6. Es gehört zur Realität, dass die Politik oder, genauer gesagt, dass einzelne (Spitzen-) Politiker in Deutschland versuchen oder versucht haben, sich mit Maßnahmen zur Bekämpfung der Pandemie einerseits und zur Wiederbelebung der Wirtschaft andererseits zu profilieren.
Dass sie dabei nicht immer eine gute Figur gemacht haben oder unzureichend beraten worden sind, lässt jedoch nicht den Schluss darauf zu, dass sie allein aus Ignoranz, Machtstreben oder etwa im Blick auf ihre Wiederwahl gehandelt haben. Kritik an einzelnen Maßnahmen ist allemal angebracht; Schmähung oder intellektuelle Herablassung jedoch nicht. Speziell auch die Medien legen entsprechende Tendenzen oder Versäumnisse schonungslos offen und gemahnen die Politiker an die ihnen gerade in dieser Situation abverlangte „Verantwortungsethik“ (Max Weber).

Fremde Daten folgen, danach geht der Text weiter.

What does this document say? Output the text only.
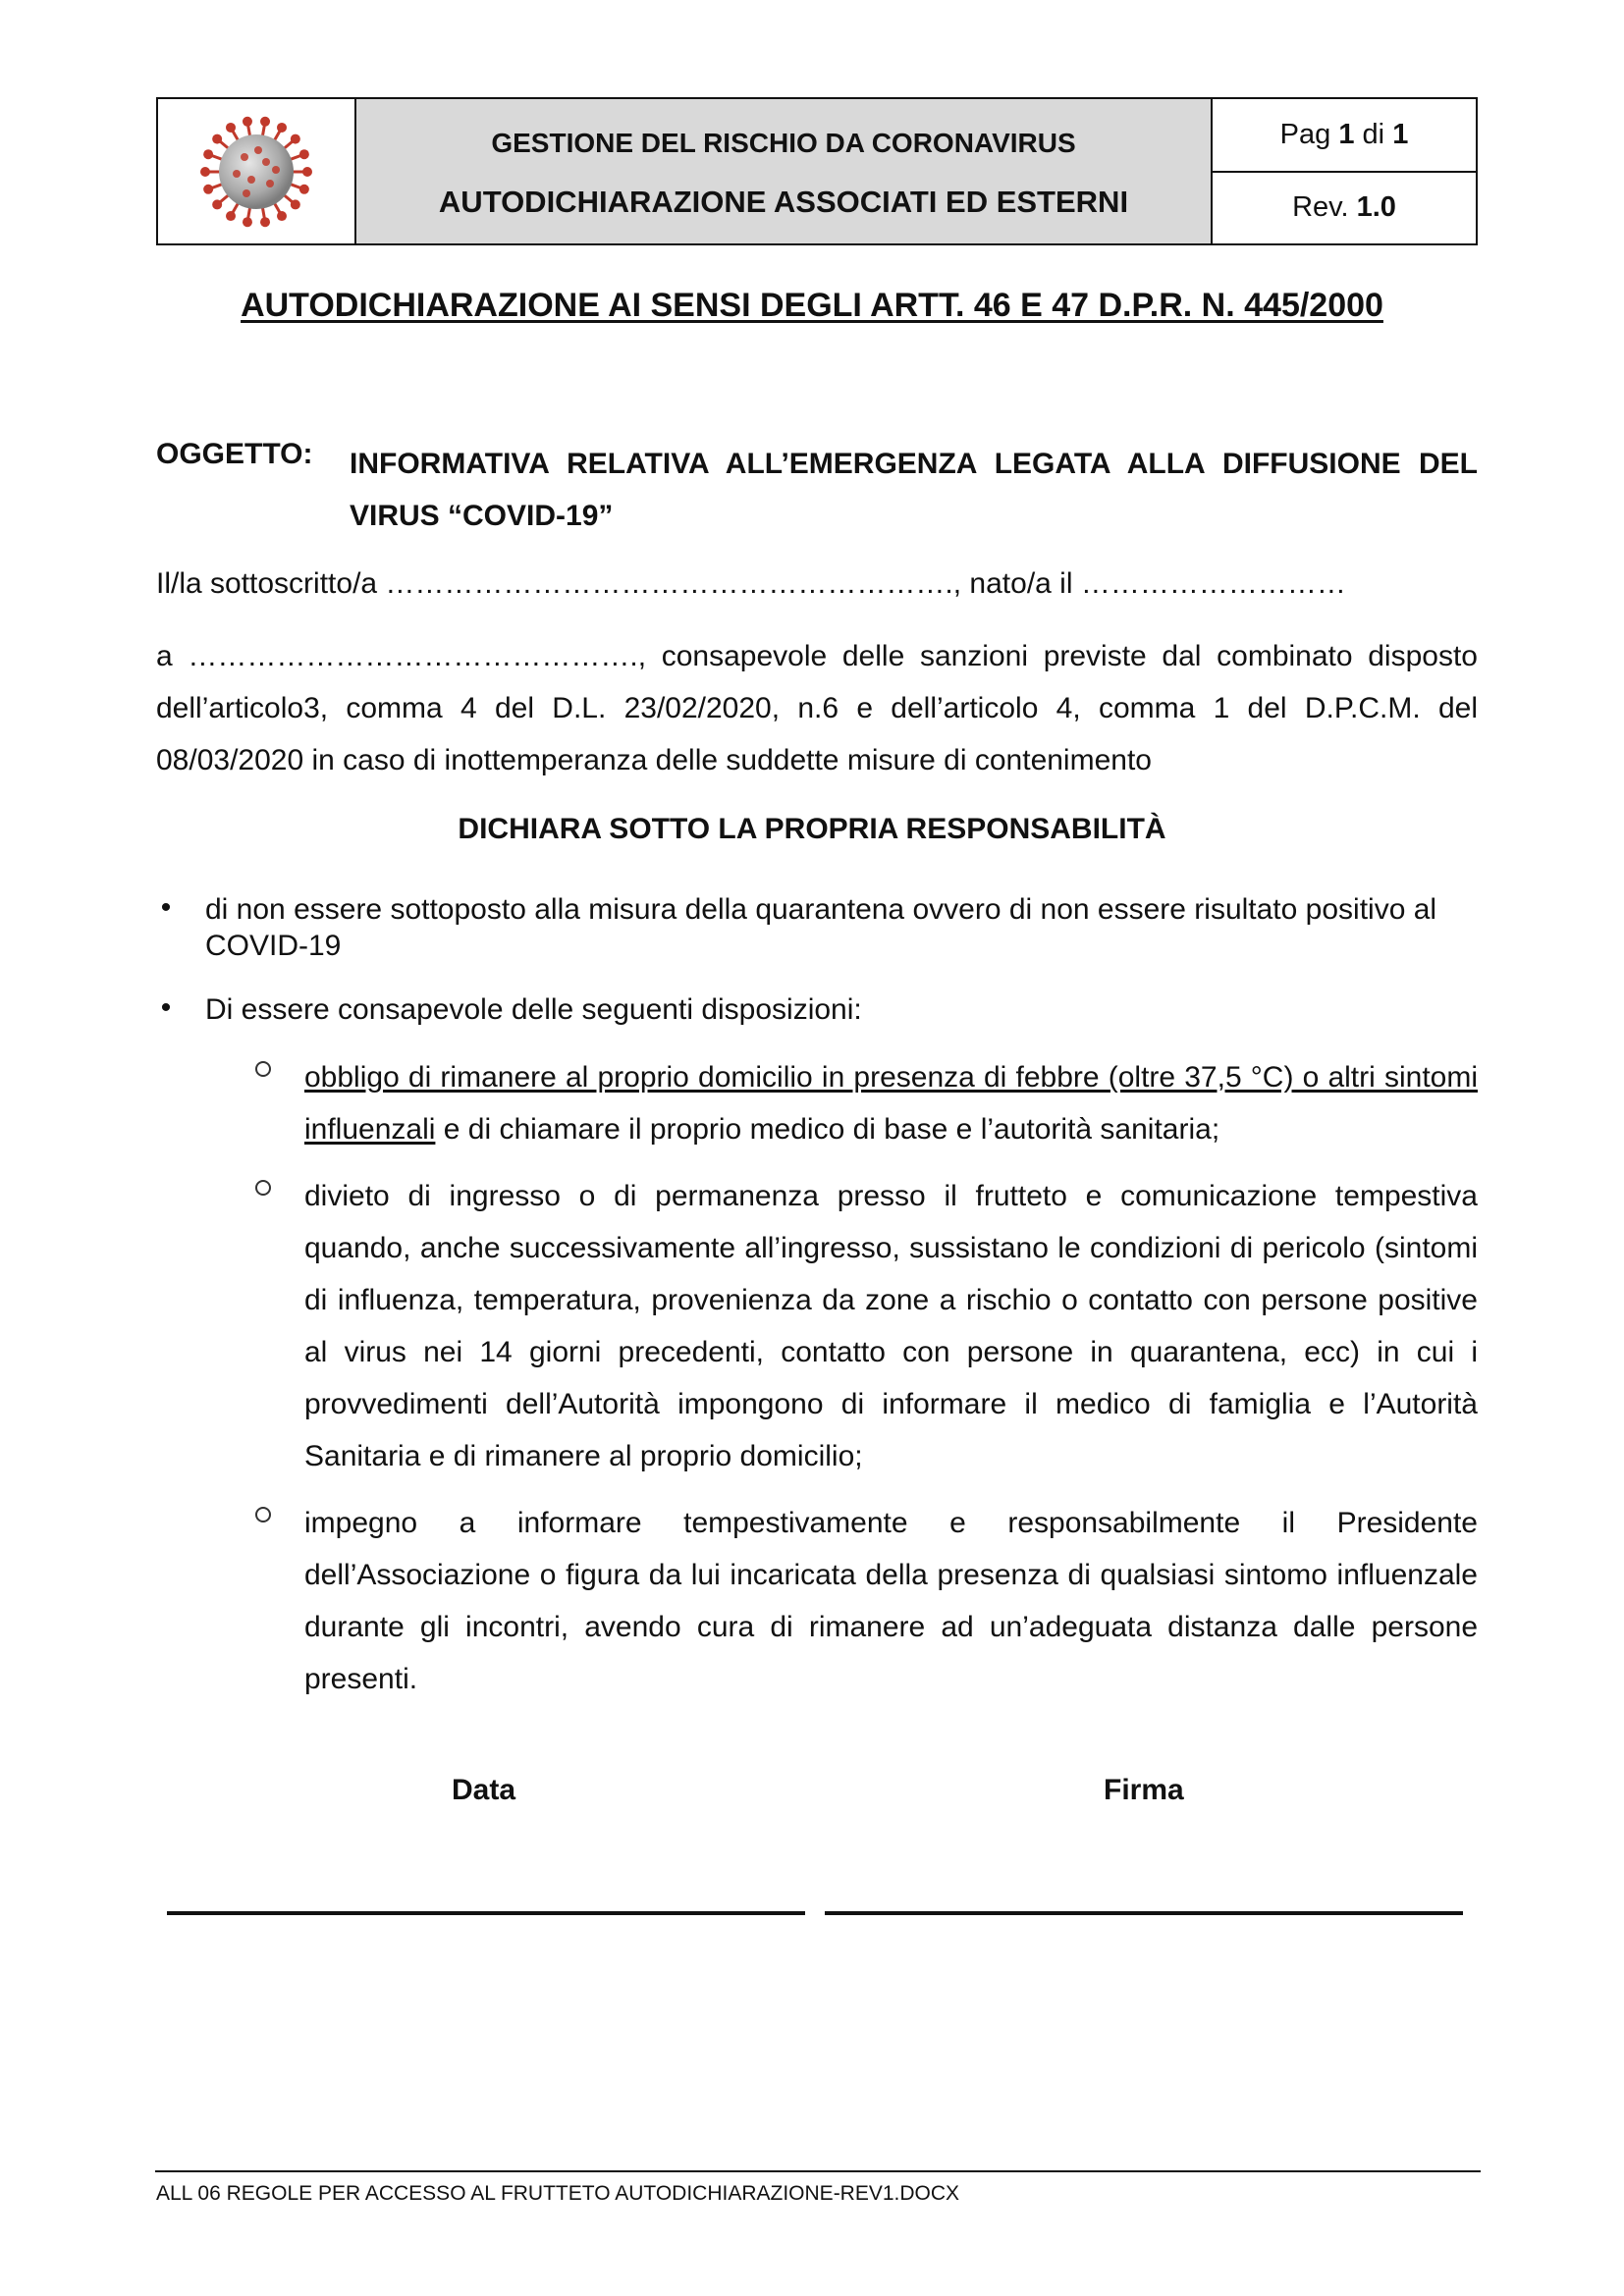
GESTIONE DEL RISCHIO DA CORONAVIRUS
AUTODICHIARAZIONE ASSOCIATI ED ESTERNI
Pag
1
di
1
Rev.
1.0
AUTODICHIARAZIONE AI SENSI DEGLI ARTT. 46 E 47 D.P.R. N. 445/2000
OGGETTO: INFORMATIVA RELATIVA ALL’EMERGENZA LEGATA ALLA DIFFUSIONE DEL
VIRUS “COVID-19”
Il/la sottoscritto/a …………………………………………………., nato/a il ………………………
a ………………………………………., consapevole delle sanzioni previste dal combinato disposto
dell’articolo3, comma 4 del D.L. 23/02/2020, n.6 e dell’articolo 4, comma 1 del D.P.C.M. del
08/03/2020 in caso di inottemperanza delle suddette misure di contenimento
DICHIARA SOTTO LA PROPRIA RESPONSABILITÀ
• di non essere sottoposto alla misura della quarantena ovvero di non essere risultato positivo al COVID-19
• Di essere consapevole delle seguenti disposizioni:
obbligo di rimanere al proprio domicilio in presenza di febbre (oltre 37,5 °C) o altri sintomi
influenzali e di chiamare il proprio medico di base e l’autorità sanitaria;
divieto di ingresso o di permanenza presso il frutteto e comunicazione tempestiva
quando, anche successivamente all’ingresso, sussistano le condizioni di pericolo (sintomi
di influenza, temperatura, provenienza da zone a rischio o contatto con persone positive
al virus nei 14 giorni precedenti, contatto con persone in quarantena, ecc) in cui i
provvedimenti dell’Autorità impongono di informare il medico di famiglia e l’Autorità
Sanitaria e di rimanere al proprio domicilio;
impegno a informare tempestivamente e responsabilmente il Presidente
dell’Associazione o figura da lui incaricata della presenza di qualsiasi sintomo influenzale
durante gli incontri, avendo cura di rimanere ad un’adeguata distanza dalle persone
presenti.
Data	Firma
ALL 06 REGOLE PER ACCESSO AL FRUTTETO AUTODICHIARAZIONE-REV1.DOCX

7. Das Gefühl der Machtlosigkeit gegenüber der oder einer Pandemie, wie sie die Welt seit mehr als 100 Jahren nicht mehr erlebt hat, befördert Verschwörungstheorien und maßlose Kritik. Demgegenüber ist jedoch jedenfalls für Deutschland festzustellen: Das Infektionsschutzgesetz des Bundes ist bisher nicht generell als „Ermächtigungsgesetz“ für die „Machtergreifung“ der Exekutive missbraucht worden, selbst wenn dies von extremistischen Kreisen offensiv vertreten wird. Wer sich die Verhältnisse in Ungarn anschaut, wo die Coronakrise zum Anlass für die Ausschaltung des Parlaments genommen worden ist, oder in Polen, wo deswegen versucht wurde, die Wahl des Staatspräsidenten zu manipulieren, erkennt ohne weiteres die Maßlosigkeit der Vorwürfe, die in Deutschland bei entsprechenden Demonstrationen teilweise gegenüber der Exekutive erhoben werden.